Amazon S3 offers a range of storage classes to be used at different use cases. And they are based on the performance of access, that is whether they are frequently accessed or not. And obviously based on the performance, the cost also changes. By the time I am publishing this article S3 provides the following storage classes:

storage classes for frequent access

  • STANDARD
  • REDUCED_REDUNDANCY

storage classes for infrequent access

  • STANDARD_IA
  • ONEZONE_IA
  • GLACIER

Above IA stands for Infrequently Accessed.

Read more on storage classes here.

 

Lifecycle rules

 

Lifecycle rules define a set of actions that S3 applies to an object based on the age (time since the creation date). There are two main actions supported by the time of the publishing of this article.

  • Transition actions — Change the storage class
  • Expiration actions — Deletes the object

You can get more details on lifecycle rules from here.

 

Analytics — Storage Class Analysis

 

If you need to get an understanding about the usage patterns of the objects in your bucket and need help with deciding the relevant ages at which the relevant storage classes need to be changed or the object be deleted, this is a great feature that Amazon S3 provides. S3 Analytics observes the data access patterns and show a nice graphical report which you can use to determine the right storage class for the right data.

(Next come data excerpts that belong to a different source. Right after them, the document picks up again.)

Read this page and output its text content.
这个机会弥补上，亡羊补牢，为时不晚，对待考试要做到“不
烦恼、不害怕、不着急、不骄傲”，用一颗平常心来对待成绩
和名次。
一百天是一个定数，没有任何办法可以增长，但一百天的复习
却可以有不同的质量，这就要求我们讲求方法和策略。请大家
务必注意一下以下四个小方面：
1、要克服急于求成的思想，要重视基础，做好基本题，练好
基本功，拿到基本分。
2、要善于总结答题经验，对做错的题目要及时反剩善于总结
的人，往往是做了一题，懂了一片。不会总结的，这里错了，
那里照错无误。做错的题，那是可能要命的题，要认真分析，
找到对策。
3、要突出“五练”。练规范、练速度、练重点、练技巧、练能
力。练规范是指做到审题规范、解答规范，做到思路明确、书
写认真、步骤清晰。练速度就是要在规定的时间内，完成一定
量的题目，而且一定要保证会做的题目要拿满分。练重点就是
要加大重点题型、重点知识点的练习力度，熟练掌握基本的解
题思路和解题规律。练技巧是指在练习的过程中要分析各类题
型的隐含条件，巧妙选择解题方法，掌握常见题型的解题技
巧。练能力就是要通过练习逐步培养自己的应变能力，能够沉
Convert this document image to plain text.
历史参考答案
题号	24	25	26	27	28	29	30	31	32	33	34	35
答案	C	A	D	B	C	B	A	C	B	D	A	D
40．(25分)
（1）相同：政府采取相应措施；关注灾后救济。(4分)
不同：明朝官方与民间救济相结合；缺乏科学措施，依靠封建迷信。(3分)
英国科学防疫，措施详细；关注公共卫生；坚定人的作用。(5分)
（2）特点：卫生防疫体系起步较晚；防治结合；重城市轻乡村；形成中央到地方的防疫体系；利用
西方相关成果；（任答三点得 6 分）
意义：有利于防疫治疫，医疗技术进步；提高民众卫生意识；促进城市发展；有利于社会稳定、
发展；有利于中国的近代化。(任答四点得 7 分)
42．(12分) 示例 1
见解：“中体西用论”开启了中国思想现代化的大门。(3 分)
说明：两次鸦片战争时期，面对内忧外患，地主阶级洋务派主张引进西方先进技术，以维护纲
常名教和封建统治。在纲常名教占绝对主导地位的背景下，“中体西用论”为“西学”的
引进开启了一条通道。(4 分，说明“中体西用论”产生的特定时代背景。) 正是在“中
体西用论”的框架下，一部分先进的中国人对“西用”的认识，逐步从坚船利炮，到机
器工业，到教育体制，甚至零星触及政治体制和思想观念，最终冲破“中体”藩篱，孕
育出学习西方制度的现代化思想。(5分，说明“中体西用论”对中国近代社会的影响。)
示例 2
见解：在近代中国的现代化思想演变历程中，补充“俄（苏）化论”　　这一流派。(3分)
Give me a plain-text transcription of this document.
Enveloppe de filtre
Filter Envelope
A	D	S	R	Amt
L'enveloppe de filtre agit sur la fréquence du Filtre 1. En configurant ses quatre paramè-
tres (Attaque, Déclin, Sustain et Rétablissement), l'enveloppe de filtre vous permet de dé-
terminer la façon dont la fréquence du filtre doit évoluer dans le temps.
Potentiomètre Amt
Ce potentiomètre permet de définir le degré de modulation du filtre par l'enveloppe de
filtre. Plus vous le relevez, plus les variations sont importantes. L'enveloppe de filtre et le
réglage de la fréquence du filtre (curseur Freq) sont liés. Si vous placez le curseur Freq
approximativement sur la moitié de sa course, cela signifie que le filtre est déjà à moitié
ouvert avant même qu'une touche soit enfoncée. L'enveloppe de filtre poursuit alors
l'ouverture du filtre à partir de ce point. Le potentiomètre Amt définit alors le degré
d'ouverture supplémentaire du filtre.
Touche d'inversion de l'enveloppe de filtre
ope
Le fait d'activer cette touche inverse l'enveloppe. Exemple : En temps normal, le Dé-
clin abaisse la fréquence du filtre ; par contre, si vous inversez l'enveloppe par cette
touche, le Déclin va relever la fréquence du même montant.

You can get more on storage class analysis from here.

I’m not sure whether you noticed this already, however if you look closer at the storage classes, there is a class named GLACIER which is also available as a separate service in AWS console. Amazon Glacier service is a dedicated service optimized for storing infrequently used data like archives and backups. If your data doesn’t have a lifecycle and is marked as an archive or a backup since the creation, you can use the dedicated Amazon Glacier service.

You can read more details on Amazon Glacier from here.

 

Our Use Case

 

Okay now that you know the important features that S3 provides, I’ll share more details about our use case. Well, actually we got multiple use cases but I’ll share only one since all have a similar configuration with different filter criterias.

We have multiple web applications of which the static content has been stored in S3. Each time we deploy a new version, we backup the current version to a different S3 bucket and leave it for a certain amount of time for rollback purposes, in case something goes wrong with the new deployment. Since we deploy very frequently, our backup bucket continuously gets filled up with lots of older files which are no longer needed and we were spending money on these. We could manually check from time to time and delete the files that are no longer needed.However, keeping track manually won’t work in the long run.

Now I think the solution is pretty much straight forward. We started using S3 lifecycle rules. In order to decide on the best age margins to change the storage class, we first ran a storage class analysis to check the data access patterns and found that the data older than 14 days are not being accessed. This can be further validated since we have 2 week release cycles most of the time. Now that we have the age margin, we created a life cycle rule in which the storage class is changed to Glacier after 14 days since the data were uploaded to the bucket.

Apart from changing the storage class to Glacier, we have added object expiration for some other buckets in which we have temporary files used by our data processors.

Finally what I have to say is Amazon has thought of most of the use cases we have and optimized and added features to S3 to get the optimum usage. All these have been documented in their documentation. So, it’s really worth to have a look at it before you design your solution.